You are viewing a plain text version of this content. The canonical link for it is here.
Posted to issues@ozone.apache.org by "Stephen O'Donnell (Jira)" <ji...@apache.org> on 2023/08/16 21:05:00 UTC
[jira] [Resolved] (HDDS-7533) Intermittent failure in Decommissioning Ozone Datanode
[ https://issues.apache.org/jira/browse/HDDS-7533?page=com.atlassian.jira.plugin.system.issuetabpanels:all-tabpanel ]
Stephen O'Donnell resolved HDDS-7533.
-------------------------------------
Resolution: Invalid
Closing this for now, as it does not appear to be a valid test. If the issue is reproducible and occurs again, please reopen with more details.

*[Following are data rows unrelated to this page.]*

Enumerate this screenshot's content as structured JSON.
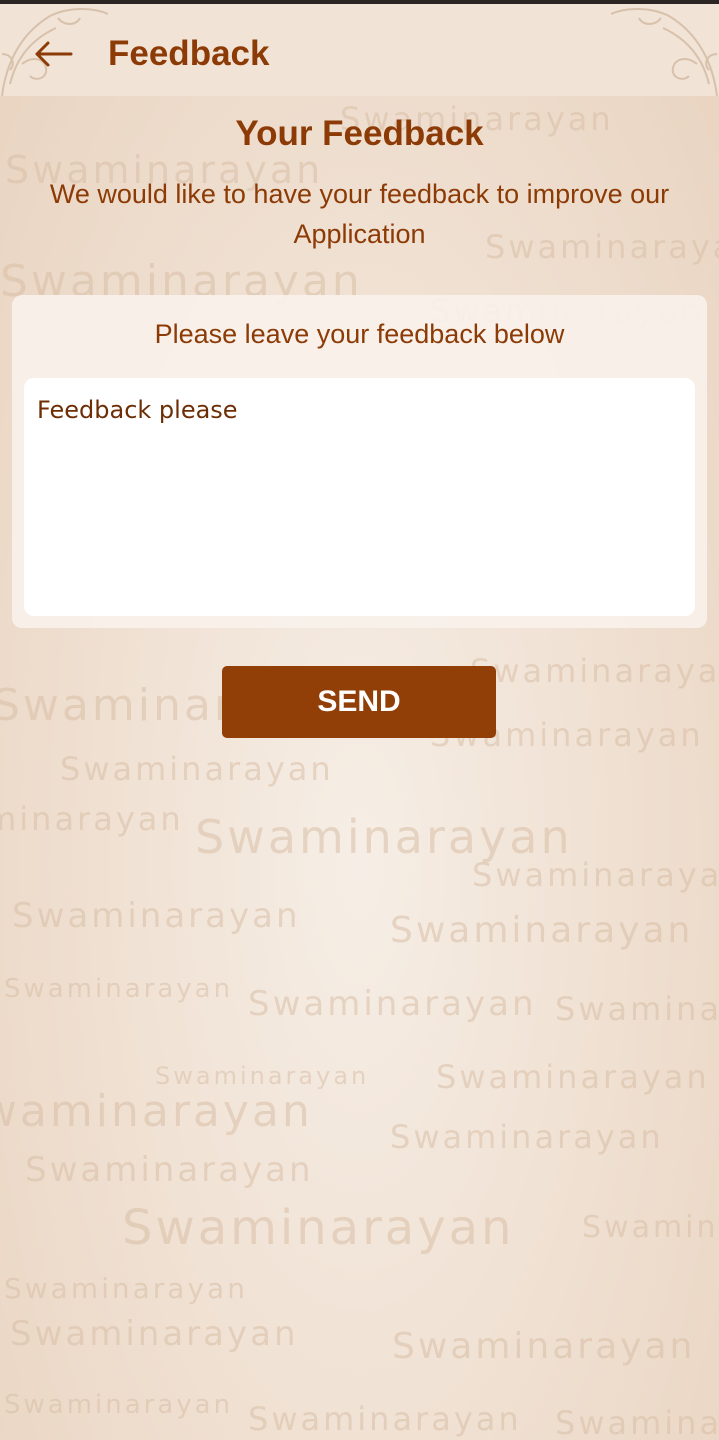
{
  "header": {
    "title": "Feedback",
    "back_icon": "arrow-left-icon"
  },
  "intro": {
    "title": "Your Feedback",
    "subtitle": "We would like to have your feedback to improve our Application"
  },
  "form": {
    "heading": "Please leave your feedback below",
    "feedback_placeholder": "Feedback please",
    "feedback_value": "",
    "send_label": "SEND"
  },
  "background": {
    "watermark_text": "Swaminarayan"
  },
  "colors": {
    "brand_brown": "#8c3b06",
    "button_brown": "#923f07",
    "background_cream": "#efdfd0",
    "card_cream": "#f8f1ea"
  }
}
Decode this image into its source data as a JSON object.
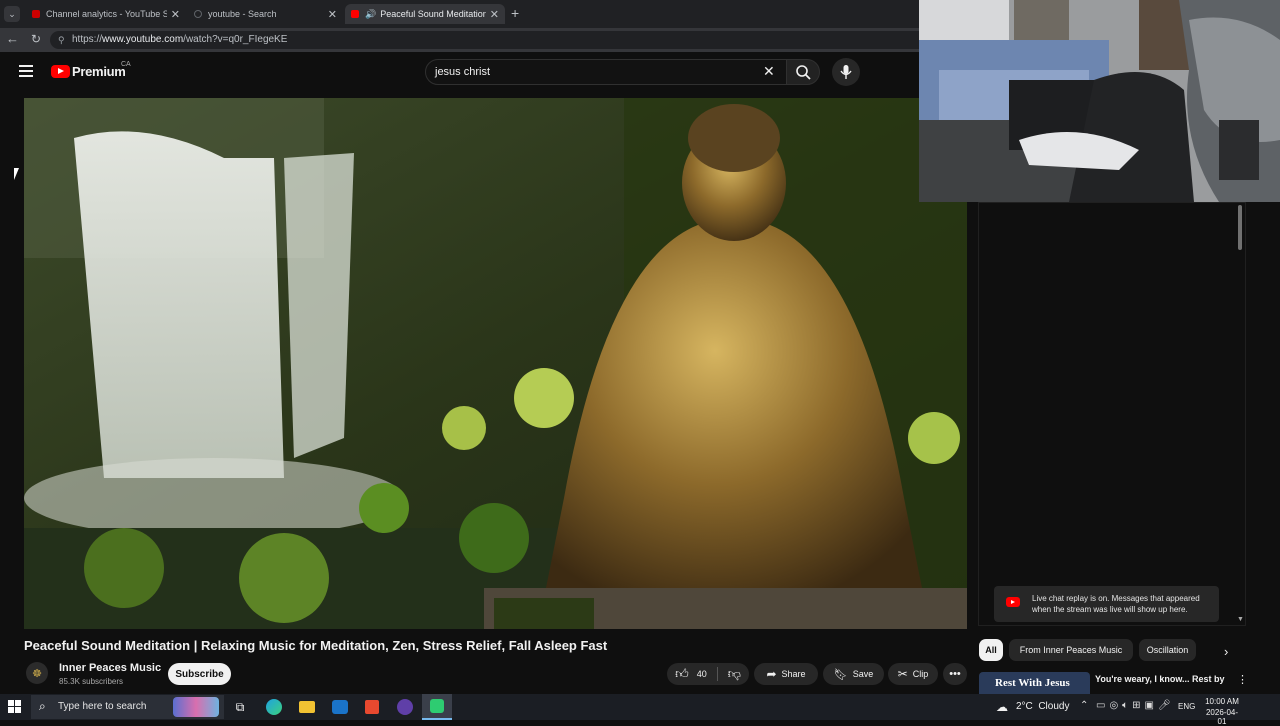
{
  "browser": {
    "tabs": [
      {
        "title": "Channel analytics - YouTube Studi",
        "fav": "#cc0000"
      },
      {
        "title": "youtube - Search",
        "fav": "#5f6368"
      },
      {
        "title": "Peaceful Sound Meditation | R",
        "fav": "#ff0000"
      }
    ],
    "url_prefix": "https://",
    "url_host": "www.youtube.com",
    "url_path": "/watch?v=q0r_FIegeKE"
  },
  "youtube": {
    "logo": "Premium",
    "region": "CA",
    "search_value": "jesus christ"
  },
  "video": {
    "title": "Peaceful Sound Meditation | Relaxing Music for Meditation, Zen, Stress Relief, Fall Asleep Fast",
    "channel": "Inner Peaces Music",
    "subscribers": "85.3K subscribers",
    "subscribe_label": "Subscribe",
    "likes": "40",
    "share_label": "Share",
    "save_label": "Save",
    "clip_label": "Clip"
  },
  "chat": {
    "replay_notice": "Live chat replay is on. Messages that appeared when the stream was live will show up here."
  },
  "chips": [
    "All",
    "From Inner Peaces Music",
    "Oscillation"
  ],
  "recommended": {
    "thumb_text": "Rest With Jesus",
    "title": "You're weary, I know... Rest by"
  },
  "taskbar": {
    "search_placeholder": "Type here to search",
    "weather": "2°C  Cloudy",
    "lang": "ENG",
    "time": "10:00 AM",
    "date": "2026-04-01"
  },
  "colors": {
    "accent": "#ff0000",
    "bg": "#0f0f0f"
  }
}
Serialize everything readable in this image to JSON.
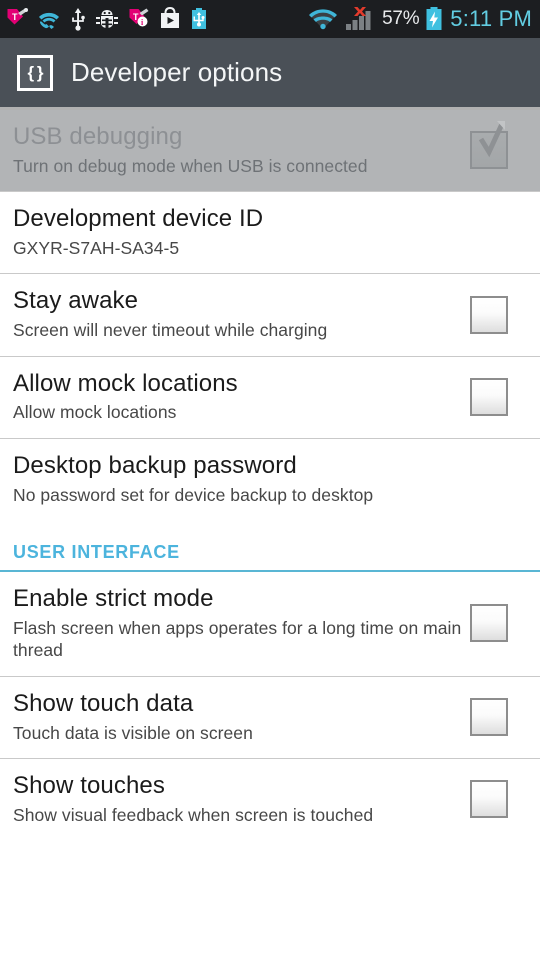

> Intermittent failure in Decommissioning Ozone Datanode
> ------------------------------------------------------
>
> Key: HDDS-7533
> URL: https://issues.apache.org/jira/browse/HDDS-7533
> Project: Apache Ozone
> Issue Type: Bug
> Components: Ozone Datanode
> Reporter: Varsha Ravi
> Priority: Major
>
> Ozone decommission of datanode is stuck and does not complete even after hours.
> STEPS TO REPRODUCE:
> ---------------------------
> # start only 3 DNs.
> # create non-EC directory and write significant data in it
> # shutdown these 3 DNs.
> # Start other set DNs for writing EC data.
> # Create EC directory and write significant data in it.
> # Start 1 DN from 1st set of 3 DNs.
> # Decommission 2 DNs from other set of EC DNs
> SCM logs when decommissioning is stuck
> {noformat}
> 4:58:30.828 PM ERROR UnderReplicatedProcessor
> Error processing under replicated container ContainerInfo{id=#4, state=CLOSED, pipelineID=PipelineID=e0019753-3738-473b-96b5-2338ce586a18, stateEnterTime=2022-11-18T10:33:33.353Z, owner=om2}
> org.apache.hadoop.hdds.scm.exceptions.SCMException: Not enough healthy nodes to allocate container. 2 datanodes required. Found 1
> at org.apache.hadoop.hdds.scm.SCMCommonPlacementPolicy.chooseDatanodesInternal(SCMCommonPlacementPolicy.java:218)
> at org.apache.hadoop.hdds.scm.container.placement.algorithms.SCMContainerPlacementRandom.chooseDatanodesInternal(SCMContainerPlacementRandom.java:81)
> at org.apache.hadoop.hdds.scm.SCMCommonPlacementPolicy.chooseDatanodes(SCMCommonPlacementPolicy.java:175)
> at org.apache.hadoop.hdds.scm.SCMCommonPlacementPolicy.chooseDatanodes(SCMCommonPlacementPolicy.java:117)
> at org.apache.hadoop.hdds.scm.container.replication.ECUnderReplicationHandler.getTargetDatanodes(ECUnderReplicationHandler.java:303)
> at org.apache.hadoop.hdds.scm.container.replication.ECUnderReplicationHandler.processAndCreateCommands(ECUnderReplicationHandler.java:186)
> at org.apache.hadoop.hdds.scm.container.replication.ReplicationManager.processUnderReplicatedContainer(ReplicationManager.java:471)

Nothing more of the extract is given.